哼,有些人心里有鬼,现在才晓得害怕。沈凤鸣冷冷道。我可不是什么仁义大侠,正人君子。我退让到这般地步,有些人却仍要害我,那么也就别指望我让他好过。朱大人,你要听还是不要听?
听听也无妨。朱雀说着,向君黎使一眼色,后者点点头,便道,那——我们先告退。张弓长虽然心里紧张,却没办法,只能也退了出去。
恰秋葵正一个人在廊间踟蹰,见君黎往里退进,忙上前道,怎样怎样,朱雀他动手了没有?
君黎摇摇头,同她说了前面情形。秋葵一皱眉,便道,沈凤鸣一贯狡猾,不知道这回又要辩些什么出来。
你不会觉得依依姑娘真是他劫走的吧?
我看——他也不是做不出来啊。秋葵喟然道。他是什么样轻薄人,你又不是不知道。
真当他是傻子?若真有那般念头,这临安城大了,哪里没有乐子找,怎么可能来动宫里行走的人?
秋葵哼了一声。

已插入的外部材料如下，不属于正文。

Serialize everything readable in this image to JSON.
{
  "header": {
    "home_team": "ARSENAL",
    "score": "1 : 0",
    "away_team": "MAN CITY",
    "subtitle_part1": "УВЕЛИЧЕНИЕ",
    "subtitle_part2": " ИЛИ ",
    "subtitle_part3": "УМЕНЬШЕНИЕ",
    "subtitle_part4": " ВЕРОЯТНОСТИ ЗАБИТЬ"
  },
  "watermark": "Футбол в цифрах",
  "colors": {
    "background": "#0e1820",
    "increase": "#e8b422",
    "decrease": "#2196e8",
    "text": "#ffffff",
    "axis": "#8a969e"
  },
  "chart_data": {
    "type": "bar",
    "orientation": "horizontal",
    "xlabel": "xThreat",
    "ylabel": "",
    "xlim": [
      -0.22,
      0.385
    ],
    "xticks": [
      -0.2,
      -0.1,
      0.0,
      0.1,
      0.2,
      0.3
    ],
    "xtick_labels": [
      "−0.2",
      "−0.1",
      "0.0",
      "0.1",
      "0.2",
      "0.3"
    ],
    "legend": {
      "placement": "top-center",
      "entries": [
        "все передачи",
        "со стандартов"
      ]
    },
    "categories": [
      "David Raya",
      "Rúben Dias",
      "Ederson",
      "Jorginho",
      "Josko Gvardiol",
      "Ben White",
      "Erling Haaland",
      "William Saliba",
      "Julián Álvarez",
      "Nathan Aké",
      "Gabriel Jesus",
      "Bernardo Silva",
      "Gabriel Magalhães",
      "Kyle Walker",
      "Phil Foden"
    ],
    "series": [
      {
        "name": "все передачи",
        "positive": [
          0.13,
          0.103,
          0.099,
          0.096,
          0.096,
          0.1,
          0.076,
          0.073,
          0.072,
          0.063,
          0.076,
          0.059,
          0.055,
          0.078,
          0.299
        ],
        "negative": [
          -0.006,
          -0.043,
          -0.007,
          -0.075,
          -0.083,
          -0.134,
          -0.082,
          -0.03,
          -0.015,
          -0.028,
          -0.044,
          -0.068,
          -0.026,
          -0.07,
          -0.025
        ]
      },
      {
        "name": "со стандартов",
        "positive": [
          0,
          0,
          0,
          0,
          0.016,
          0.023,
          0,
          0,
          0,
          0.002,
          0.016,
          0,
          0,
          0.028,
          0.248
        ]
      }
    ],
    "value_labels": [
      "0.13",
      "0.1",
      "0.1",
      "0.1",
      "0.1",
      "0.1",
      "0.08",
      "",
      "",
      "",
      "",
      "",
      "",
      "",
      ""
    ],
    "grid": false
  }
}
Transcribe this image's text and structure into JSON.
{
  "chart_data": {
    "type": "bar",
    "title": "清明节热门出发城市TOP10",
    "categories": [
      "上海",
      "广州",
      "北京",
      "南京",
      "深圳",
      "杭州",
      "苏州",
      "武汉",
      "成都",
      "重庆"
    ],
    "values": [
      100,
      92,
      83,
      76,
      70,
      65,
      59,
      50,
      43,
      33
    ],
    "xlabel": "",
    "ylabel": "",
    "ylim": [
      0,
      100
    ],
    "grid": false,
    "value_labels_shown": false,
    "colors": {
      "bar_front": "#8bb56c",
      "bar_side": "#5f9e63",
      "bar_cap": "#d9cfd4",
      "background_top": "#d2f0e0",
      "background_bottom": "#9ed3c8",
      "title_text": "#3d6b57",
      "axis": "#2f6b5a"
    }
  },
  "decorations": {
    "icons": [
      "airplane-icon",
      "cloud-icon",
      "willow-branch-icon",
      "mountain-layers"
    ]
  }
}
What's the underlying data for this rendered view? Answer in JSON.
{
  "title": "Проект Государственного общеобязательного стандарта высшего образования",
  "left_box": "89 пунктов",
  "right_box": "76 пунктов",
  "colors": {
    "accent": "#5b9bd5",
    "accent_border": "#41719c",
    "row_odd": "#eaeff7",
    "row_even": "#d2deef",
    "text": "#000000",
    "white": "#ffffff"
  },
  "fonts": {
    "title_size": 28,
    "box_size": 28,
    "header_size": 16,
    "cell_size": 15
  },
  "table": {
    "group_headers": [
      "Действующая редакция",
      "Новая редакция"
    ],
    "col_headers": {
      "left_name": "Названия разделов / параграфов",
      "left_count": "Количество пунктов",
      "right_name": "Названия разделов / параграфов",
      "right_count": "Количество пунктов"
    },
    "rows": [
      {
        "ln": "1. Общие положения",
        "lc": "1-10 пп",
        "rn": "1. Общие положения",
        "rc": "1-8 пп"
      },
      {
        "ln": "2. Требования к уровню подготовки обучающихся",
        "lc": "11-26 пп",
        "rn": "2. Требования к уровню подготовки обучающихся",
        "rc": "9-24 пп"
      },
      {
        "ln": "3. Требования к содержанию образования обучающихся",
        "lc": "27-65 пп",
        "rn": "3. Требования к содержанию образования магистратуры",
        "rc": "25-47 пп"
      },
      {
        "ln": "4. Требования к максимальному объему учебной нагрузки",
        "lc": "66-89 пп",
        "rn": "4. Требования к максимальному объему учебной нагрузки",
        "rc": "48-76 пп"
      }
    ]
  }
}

她方才问了依依几句,早知有蹊跷,只是却也不愿说出沈凤鸣什么好话来,总当他是见色起意、色胆包天之人。如今听君黎如此说,她便有些不悦,道,你便是偏帮着他,样样与我作对。
君黎没心思与她争论,闭口不言。
秋葵便道,反正照我看,朱雀是那种一早心里便定了主意的人,决计不会因为他几句话就改变打算的。就算这次事情他真是无辜,这地方可不是以是非作决定的,这事儿总得找个人担,不是他就是张弓长。
君黎叹了口气,道,若是他们两人选一,自然是沈凤鸣倒霉了。朱雀哪会动张弓长,张弓长当初就是他朱雀山庄的张使,现今更是比张庭还要听话。黑竹会由张弓长当家,也便等同于是朱雀自己当家,他怎可能将这么好的手下弃了?
秋葵见他是真的担心,也不好再说些落井下石的言语,只得宽慰他道,最多也就是将沈凤鸣逐走吧,不见得真会要他性命。到这个地步,朱雀又岂会看不出来这事情的真相?他只是要这个面子,不能就此饶过沈凤鸣而已。
君黎沉默。就算只是逐走,也已经足够残忍。沈凤鸣的金牌得来有多不易,他一清二楚。如今若真这么轻易地就丢了,加上张弓长那显然已放弃了他的态度,于他来说,大概也不比死了好受多少。若这真是张弓长的目的,那他究竟是胜利了。